- Associated Press - Sunday, March 15, 2015

HUNTINGTON, W.Va. (AP) - A community eyesore and potential liability that was slated for demolition will soon get a second chance at life.

The former Corbin Ltd. garment factory at 1040 Vernon St. in Westmoreland was purchased in 2014 by Coalfield Development Corporation from the Wayne Economic Development Authority for $110,000 obtained from a low-interest loan. Coalfield Development has also obtained a $350,000 grant from ArtPlace America to support its goal of turning the former factory into workspace and residences for local artists and artisans.

Project director J. Deacon Stone announced last Monday the name of the development is “West Edge.” After showing a PowerPoint Presentation at the Westmoreland Women’s Club, he took interested members of the community on a tour of the factory building to share how layouts and design have changed based on community input from a community meeting in August 2014.

He also announced upcoming events and timelines, lease opportunities, partnerships, grants, key developments and programs.

“This is going to be crazy awesome,” Luke Huffman, of the civic group Project Westmoreland, said. “We are trying to get everybody outside five minutes a day and get our community back. Years ago everyone in Westmoreland knew everyone else and that’s what we are trying to get back to.”

Initial plans were to demolish the current building and erect a structure that would attract business. When the demolition’s price tag reached $250,000, the Wayne Economic Development Authority contacted the Coalfield Development Corporation, which began salvaging materials from the site in order to defray demolition costs.

While salvaging materials from the building that closed and has sat vacant since 2002, executive director Brandon Dennison and others at Coalfield Development saw solid footers, walls and a roof that were in good shape and decided to buy the building.

Coalfield Development is working with Community Works and the Wayne County Economic Development Authority on the project, with the goal of turning the former factory into a creative arts-based hub where artists can live and have space to work.

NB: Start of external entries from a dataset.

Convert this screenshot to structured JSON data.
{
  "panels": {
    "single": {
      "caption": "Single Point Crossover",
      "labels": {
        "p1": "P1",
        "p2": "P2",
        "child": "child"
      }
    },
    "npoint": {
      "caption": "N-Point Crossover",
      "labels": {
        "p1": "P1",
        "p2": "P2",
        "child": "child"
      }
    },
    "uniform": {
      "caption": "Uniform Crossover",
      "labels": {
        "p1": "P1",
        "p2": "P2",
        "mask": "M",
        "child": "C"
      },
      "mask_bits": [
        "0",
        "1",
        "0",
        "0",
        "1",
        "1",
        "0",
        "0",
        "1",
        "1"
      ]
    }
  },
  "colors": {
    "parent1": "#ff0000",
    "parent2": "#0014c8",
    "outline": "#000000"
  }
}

The plan also includes workshop space for Coalfield’s Quality Jobs Initiative crew members to advance their furniture-making skills and small business incubation space.

“It is a history in the making,” Stone said.

Stone said the offices in the building should be occupied within the next five weeks and the rest of the building, with the exception of the artists living quarters and studios, by this spring.

The total cost of the project is projected at $2 million.

The Coalfield Development Corporation was formed in 2009 to provide affordable housing in Wayne County. It has since expanded to Logan and Mingo counties and now has four dozen properties. Coalfield employs trainees full-time to deconstruct dilapidated structures and to build and sell furniture from reclaimed building materials. Deconstruction efforts have prevented over 175,000 square feet of building material from entering landfills.